Screenshots optimization on OpenAI tokens

#openai #javascript #api #gpt4

Prologue

In my previous post I have taken the approach of extracting data from the html of the page, and in order to keep token usage low decided to also clean it. Here I will be looking at optimizing the token usage further.

Funnily enough taking screenshots of the element we are looking for, the number of tokens is drastically reduced.

Why?

When working with OpenAI APIs things are not exactly free. They are cheap but depending on how often you run certain operations it can add up quite quickly. Fortunately the API has some metrics for measuring usage for the different operations so that you don't get any surprises.

How?

So what you can do is pick a website at random, for the purpose of the exercise we could use homegate. It's a real estate listing site, so you might use it if you wanted to find a place to rent in Zürich.

Let's use puppeteer as per usual to load up the search results page that is listed above.

import puppeteer from "puppeteer-extra";
import StealthPlugin from "puppeteer-extra-plugin-stealth";


const urls = [
  "https://www.homegate.ch/rent/real-estate/zip-8002/matching-list?ac=2.5",
];

puppeteer.use(StealthPlugin());

async function grabSelectorScreenshot() {
  // usual browser startup:
  const browser = await puppeteer.launch();
  const page = await browser.newPage();
  await page.setUserAgent(
    "Mozilla/5.0 (Windows NT 10.0; Win64; x64) AppleWebKit/537.36 (KHTML, like Gecko) Chrome/58.0.3029.110 Safari/537.3",
  );
  for (const url of urls) {
    await page.goto(url, { waitUntil: "networkidle0" });
    // the following code will scroll to the bottom of the page
 }
}

Once we have loaded the listing search results you want to select the list element and take a screenshot of it.

To grab a picture of a single element on the page what you want to do is the following:

// you need to grab the right selector for your usecase
    const element = await page.$(".ResultListPage_resultListPage_iq_V2");
    const designatedPathPng = `./screenshots/${hashed}-list-ss.png`;
    await element.screenshot({ path: designatedPathPng, type: "png" });

This looks fairly straightforward and works fine, however if we have a look at the screenshot you will notice that some parts have not rendered.

The gotcha 😕

So...it seems there is a small conundrum with the randomly chosen website, it lazy renders parts as they come into view, which means we have to scroll down and get the bottom part visible before we can grab the snapshot. Just to be clear with this approach we will rely solely on the visual aspect of the page so there is no data available if the elements are not rendered.

To do this we will attempt to scroll down all the way to the bottom of the page and grab the search results:

    await page.evaluate(async () => {
      await new Promise((resolve, reject) => {
        var totalHeight = 0;
        var distance = 300; // should be less than or equal to window.innerHeight
        var timer = setInterval(() => {
          var scrollHeight = document.body.scrollHeight;
          window.scrollBy(0, distance);
          totalHeight += distance;

          if (totalHeight >= scrollHeight) {
            clearInterval(timer);
            resolve();
          }
        }, 500);
      });
    });

This tiny piece of code scrolls down to the bottom of the page and you can even delay it so it doesn't stress the host. Just to be clear you should always be ethical in your data collection and try not to annoy the site owners too much. It gets particularly dicey when going into the realm of commercial applications as then your legal bases need to be rock solid.
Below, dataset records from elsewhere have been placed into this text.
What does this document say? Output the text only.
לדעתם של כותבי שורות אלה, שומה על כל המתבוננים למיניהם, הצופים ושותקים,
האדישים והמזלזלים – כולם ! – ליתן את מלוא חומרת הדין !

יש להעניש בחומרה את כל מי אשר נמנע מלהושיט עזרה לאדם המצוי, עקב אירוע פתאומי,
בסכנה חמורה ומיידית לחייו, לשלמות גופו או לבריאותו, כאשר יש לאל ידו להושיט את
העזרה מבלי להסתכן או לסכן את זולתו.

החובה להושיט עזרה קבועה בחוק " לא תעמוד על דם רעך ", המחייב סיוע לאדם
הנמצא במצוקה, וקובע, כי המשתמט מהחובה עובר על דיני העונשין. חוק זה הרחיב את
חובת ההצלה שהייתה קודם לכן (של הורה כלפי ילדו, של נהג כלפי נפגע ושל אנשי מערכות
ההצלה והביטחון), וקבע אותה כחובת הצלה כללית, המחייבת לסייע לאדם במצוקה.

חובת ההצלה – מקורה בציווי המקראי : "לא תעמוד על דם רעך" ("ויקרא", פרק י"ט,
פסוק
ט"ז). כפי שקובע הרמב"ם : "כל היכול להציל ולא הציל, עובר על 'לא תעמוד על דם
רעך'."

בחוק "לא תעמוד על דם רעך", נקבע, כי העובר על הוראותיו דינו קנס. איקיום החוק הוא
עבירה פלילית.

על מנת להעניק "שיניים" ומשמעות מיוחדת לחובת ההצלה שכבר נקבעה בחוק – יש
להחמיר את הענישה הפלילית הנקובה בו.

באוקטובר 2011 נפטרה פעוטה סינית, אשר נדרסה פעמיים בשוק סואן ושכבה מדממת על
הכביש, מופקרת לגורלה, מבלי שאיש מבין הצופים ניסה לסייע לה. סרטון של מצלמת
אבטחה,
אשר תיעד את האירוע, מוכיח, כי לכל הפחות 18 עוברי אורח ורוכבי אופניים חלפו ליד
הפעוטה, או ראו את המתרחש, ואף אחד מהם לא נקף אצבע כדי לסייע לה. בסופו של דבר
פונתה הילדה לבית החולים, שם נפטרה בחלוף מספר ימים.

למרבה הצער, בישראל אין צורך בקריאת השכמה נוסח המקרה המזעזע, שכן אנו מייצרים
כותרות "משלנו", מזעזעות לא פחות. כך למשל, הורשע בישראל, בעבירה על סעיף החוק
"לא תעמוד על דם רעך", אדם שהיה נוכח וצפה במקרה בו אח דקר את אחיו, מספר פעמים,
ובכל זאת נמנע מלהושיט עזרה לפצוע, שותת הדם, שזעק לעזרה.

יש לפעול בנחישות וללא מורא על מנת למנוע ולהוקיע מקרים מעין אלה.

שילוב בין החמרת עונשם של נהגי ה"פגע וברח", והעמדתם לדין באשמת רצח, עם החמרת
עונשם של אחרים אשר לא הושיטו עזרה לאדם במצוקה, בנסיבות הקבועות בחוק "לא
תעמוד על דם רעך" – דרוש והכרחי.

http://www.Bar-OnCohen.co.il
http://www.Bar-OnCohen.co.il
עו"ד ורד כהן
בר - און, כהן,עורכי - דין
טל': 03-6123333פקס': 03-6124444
Finishing it up with a bit of AI

After we have scrolled all the way down to the bottom of the page we can come back to the snapshot of the element. It should now return the list of listings.

You can save the screenshot and send it out to OpenAI and grab the info from the image.

async function run(propertyInfoImage, imageType) {

  const response = await openai.chat.completions.create({
    model: "gpt-4-turbo",
    messages: [
      {
        role: "user",
        content: [
          {
            type: "text",
            text: `Can you extract the property prices out of this
            image and send me the results? Can you send me the output as JSON?`,
          },
          {
            type: "image_url",
            image_url: {
              // imageType is png/jpeg
              url: `data:image/${imageType};base64,${propertyInfoImage}`,
            },
          },
        ],
      },
    ],
  });
  // spinner.succeed('Received response from OpenAI');
  console.log(response.choices[0]);
  console.log(response.usage);
}

There are a couple of interesting things about the images:

different type of image files might yield better results or better token usage metrics
the number of tokens used is considerably slower than in the case of text, which is pretty interesting eg:

{ prompt_tokens: 799, completion_tokens: 289, total_tokens: 1088 }

Conclusion

it's very surprising that using images has a lower token usage than using text by several orders of magnitude
chunking might be more challenging since you need to rely on visual marker detection which feels a bit more subjective
it is pretty interesting what you can do with visuals, especially when it comes to extracting data. You might find it interesting interpreting charts automatically or other types of information encoded into images and extracting it automatically.